Ketiga, ketidakmampuan pemerintah menuntaskan kasus Poso. Penyelesaian yang
parsial, karitatif, elitis, sarat korupsi, dan tidak menyentuh kepentingan korban dan
keluarganya telah menumbuhsuburkan kekecewaan di kalangan warga.
Problem-problem yang dirasakan warga, seperti ketidakadilan dalam penegakan
hukum, hak-hak keperdataan (tanah dan aneka properti lain), dan masalah pengungsi,
terus dieksploitasi untuk melanggengkan kekerasan di sana.

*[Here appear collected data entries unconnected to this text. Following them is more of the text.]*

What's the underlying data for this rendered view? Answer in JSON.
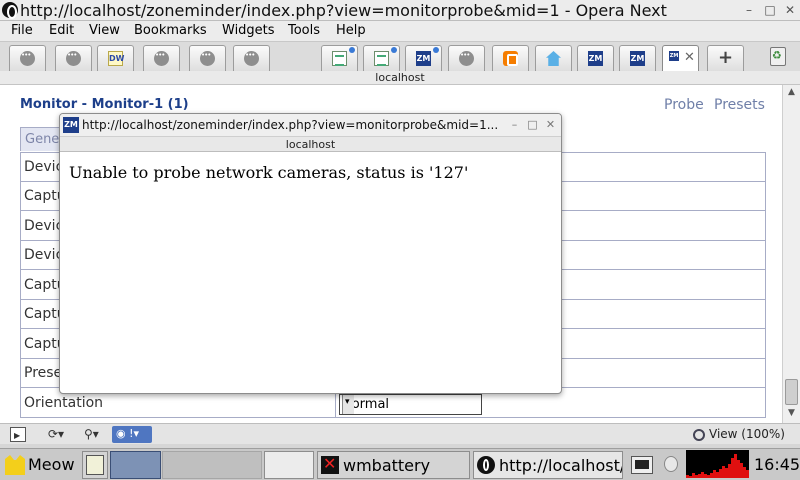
{
  "window": {
    "title": "http://localhost/zoneminder/index.php?view=monitorprobe&mid=1 - Opera Next",
    "minimize": "–",
    "maximize": "□",
    "close": "✕"
  },
  "menu": [
    "File",
    "Edit",
    "View",
    "Bookmarks",
    "Widgets",
    "Tools",
    "Help"
  ],
  "tabs": [
    {
      "icon": "dots"
    },
    {
      "icon": "dots"
    },
    {
      "icon": "dw",
      "text": "DW"
    },
    {
      "icon": "dots"
    },
    {
      "icon": "dots"
    },
    {
      "icon": "dots"
    },
    {
      "icon": "doc"
    },
    {
      "icon": "doc"
    },
    {
      "icon": "zm",
      "text": "ZM"
    },
    {
      "icon": "dots"
    },
    {
      "icon": "blogger"
    },
    {
      "icon": "home"
    },
    {
      "icon": "zm",
      "text": "ZM"
    },
    {
      "icon": "zm",
      "text": "ZM"
    },
    {
      "icon": "zm-active",
      "text": "ZM"
    }
  ],
  "addr_strip": "localhost",
  "page": {
    "title": "Monitor - Monitor-1 (1)",
    "probe_link": "Probe",
    "presets_link": "Presets",
    "tab_label": "Gene",
    "rows": [
      "Devic",
      "Captu",
      "Devic",
      "Devic",
      "Captu",
      "Captu",
      "Captu",
      "Prese",
      "Orientation"
    ],
    "orientation_value": "Normal"
  },
  "statusbar": {
    "zoom": "View (100%)",
    "unite_label": "!"
  },
  "popup": {
    "title": "http://localhost/zoneminder/index.php?view=monitorprobe&mid=1...",
    "icon_text": "ZM",
    "host": "localhost",
    "message": "Unable to probe network cameras, status is '127'",
    "minimize": "–",
    "maximize": "□",
    "close": "✕"
  },
  "taskbar": {
    "meow": "Meow",
    "wmbattery": "wmbattery",
    "opera": "http://localhost/",
    "clock": "16:45"
  },
  "tray_graph": [
    2,
    3,
    2,
    5,
    3,
    4,
    6,
    4,
    3,
    5,
    8,
    6,
    9,
    12,
    10,
    14,
    20,
    24,
    18,
    15,
    11,
    8
  ]
}
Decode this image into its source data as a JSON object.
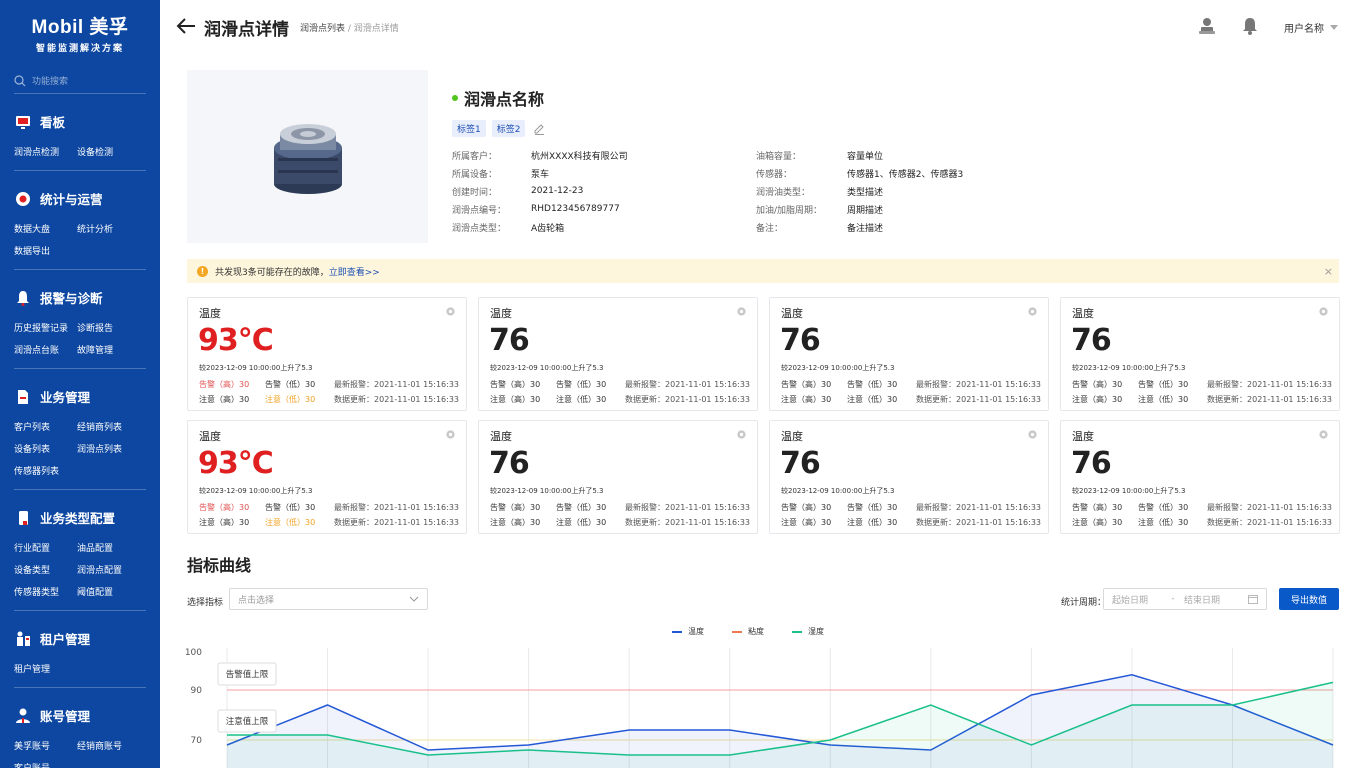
{
  "brand": {
    "logo": "Mobil 美孚",
    "subtitle": "智能监测解决方案"
  },
  "sidebar": {
    "search_placeholder": "功能搜索",
    "groups": [
      {
        "title": "看板",
        "icon": "monitor-icon",
        "items": [
          "润滑点检测",
          "设备检测"
        ]
      },
      {
        "title": "统计与运营",
        "icon": "chart-circle-icon",
        "items": [
          "数据大盘",
          "统计分析",
          "数据导出"
        ]
      },
      {
        "title": "报警与诊断",
        "icon": "bell-icon",
        "items": [
          "历史报警记录",
          "诊断报告",
          "润滑点台账",
          "故障管理"
        ]
      },
      {
        "title": "业务管理",
        "icon": "document-icon",
        "items": [
          "客户列表",
          "经销商列表",
          "设备列表",
          "润滑点列表",
          "传感器列表"
        ]
      },
      {
        "title": "业务类型配置",
        "icon": "phone-config-icon",
        "items": [
          "行业配置",
          "油品配置",
          "设备类型",
          "润滑点配置",
          "传感器类型",
          "阈值配置"
        ]
      },
      {
        "title": "租户管理",
        "icon": "tenant-icon",
        "items": [
          "租户管理"
        ]
      },
      {
        "title": "账号管理",
        "icon": "account-icon",
        "items": [
          "美孚账号",
          "经销商账号",
          "客户账号"
        ]
      }
    ]
  },
  "header": {
    "title": "润滑点详情",
    "breadcrumb": [
      "润滑点列表",
      "润滑点详情"
    ],
    "breadcrumb_sep": " / ",
    "username": "用户名称"
  },
  "detail": {
    "name": "润滑点名称",
    "tags": [
      "标签1",
      "标签2"
    ],
    "left": [
      {
        "k": "所属客户：",
        "v": "杭州XXXX科技有限公司"
      },
      {
        "k": "所属设备：",
        "v": "泵车"
      },
      {
        "k": "创建时间：",
        "v": "2021-12-23"
      },
      {
        "k": "润滑点编号：",
        "v": "RHD123456789777"
      },
      {
        "k": "润滑点类型：",
        "v": "A齿轮箱"
      }
    ],
    "right": [
      {
        "k": "油箱容量：",
        "v": "容量单位"
      },
      {
        "k": "传感器：",
        "v": "传感器1、传感器2、传感器3"
      },
      {
        "k": "润滑油类型：",
        "v": "类型描述"
      },
      {
        "k": "加油/加脂周期：",
        "v": "周期描述"
      },
      {
        "k": "备注：",
        "v": "备注描述"
      }
    ]
  },
  "alert": {
    "icon": "!",
    "text": "共发现3条可能存在的故障，",
    "link": "立即查看>>",
    "close": "×"
  },
  "cards": [
    {
      "title": "温度",
      "value": "93°C",
      "alarm": true
    },
    {
      "title": "温度",
      "value": "76",
      "alarm": false
    },
    {
      "title": "温度",
      "value": "76",
      "alarm": false
    },
    {
      "title": "温度",
      "value": "76",
      "alarm": false
    },
    {
      "title": "温度",
      "value": "93°C",
      "alarm": true
    },
    {
      "title": "温度",
      "value": "76",
      "alarm": false
    },
    {
      "title": "温度",
      "value": "76",
      "alarm": false
    },
    {
      "title": "温度",
      "value": "76",
      "alarm": false
    }
  ],
  "card_common": {
    "delta": "较2023-12-09 10:00:00上升了5.3",
    "warn_high": "告警（高）30",
    "warn_low": "告警（低）30",
    "latest_alarm": "最新报警：2021-11-01 15:16:33",
    "caution_high": "注意（高）30",
    "caution_low": "注意（低）30",
    "data_update": "数据更新：2021-11-01 15:16:33"
  },
  "curve": {
    "title": "指标曲线",
    "select_label": "选择指标",
    "select_placeholder": "点击选择",
    "period_label": "统计周期：",
    "start_placeholder": "起始日期",
    "range_sep": "-",
    "end_placeholder": "结束日期",
    "export_label": "导出数值"
  },
  "chart_data": {
    "type": "line",
    "legend": [
      "温度",
      "粘度",
      "湿度"
    ],
    "colors": {
      "温度": "#2458d6",
      "粘度": "#f07850",
      "湿度": "#19c08a",
      "alarm_line": "#f2a0a0",
      "caution_line": "#f0e0a0"
    },
    "y_ticks": [
      100,
      90,
      70
    ],
    "threshold_labels": [
      "告警值上限",
      "注意值上限"
    ],
    "thresholds": {
      "alarm_upper": 90,
      "caution_upper": 70
    },
    "series": [
      {
        "name": "温度",
        "values": [
          68,
          84,
          66,
          68,
          74,
          74,
          68,
          66,
          88,
          94,
          84,
          68
        ]
      },
      {
        "name": "湿度",
        "values": [
          72,
          72,
          64,
          66,
          64,
          64,
          70,
          84,
          68,
          84,
          84,
          92
        ]
      }
    ]
  }
}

Kekerasan baru dengan
mudah direproduksi, dengan menjadikan korban atau keluarga korban sebagai obyek,
entah melalui proses manipulasi ideologi tertentu atau eksploitasi perasaan dendam.
Inilah lahan yang menyuburkan berbagai kelompok bersenjata.
Tanpa menyentuh soal ini, semua bentuk kriminalisasi terhadap kelompok-kelompok
ini sama sekali bukan jawaban. Menetapkan dan menangkap semua nama dalam
DPO tak menjamin kekerasan akan berakhir. Generasi-generasi baru bakal muncul
secara alamiah dan menjadi bagian dari kelompok-kelompok bersenjata. Terbukti, dari
kekerasan terbaru, bagaimana kelompok warga yang lebih luas ikut dalam kekerasan.
Padahal, mereka sendiri sudah terintegrasi dalam kehidupan normal beberapa tahun
terakhir ini.
Deeskalasi kekerasan
Di tengah situasi memanas, langkah penting yang segera dilakukan adalah
deeskalasi kekerasan.
Pertama, aparat keamanan harus menahan diri untuk tidak menempuh cara-cara
kekerasan dalam melakukan penangkapan para DPO. Terbukti, tiap tindak kekerasan
tidak membuat warga kian takut, sebaliknya mengundang solidaritas yang kuat dan
luas untuk melakukan perlawanan terhadap aparat.
Kedua, warga harus menghindarkan diri dari provokasi untuk melakukan kekerasan.
Karena, kekerasan yang berlanjut, apalagi berhadapan dengan aparat keamanan,
hanya menimbulkan situasi Poso kian memburuk. Makin banyak korban jiwa.
Kemungkinan pemerintah menaikkan status Poso menjadi darurat sipil atau darurat
militer pun terbuka. Seperti penetapan keadaan darurat di tempat lain, perkembangan
seperti ini sama sekali tidak menguntungkan masa depan Poso.
Ketiga, pemerintah segera menyudahi kekerasan di sana dalam konteks
penyelesaian masalah secara keseluruhan. Soal-soal kepentingan politik dan
ekonomi yang lebih rumit serta soal-soal di masyarakat, seperti ketidakadilan dan
keterpurukan hidup akibat kekerasan dari masa lalu, harus diselesaikan serentak.
Langkah prioritas tertuju pada pelucutan senjata (disarmament) dan demobilisasi
berbagai kelompok bersenjata, tetapi harus menyentuh kekuatan-kekuatan yang
secara politik amat berpengaruh secara historis mendukung kelompok-kelompok itu.
Program ini juga harus dilakukan bersamaan dengan pengembangan rekonsiliasi dan
aktivitas ekonomi yang langsung menyentuh kelompok-kelompok itu.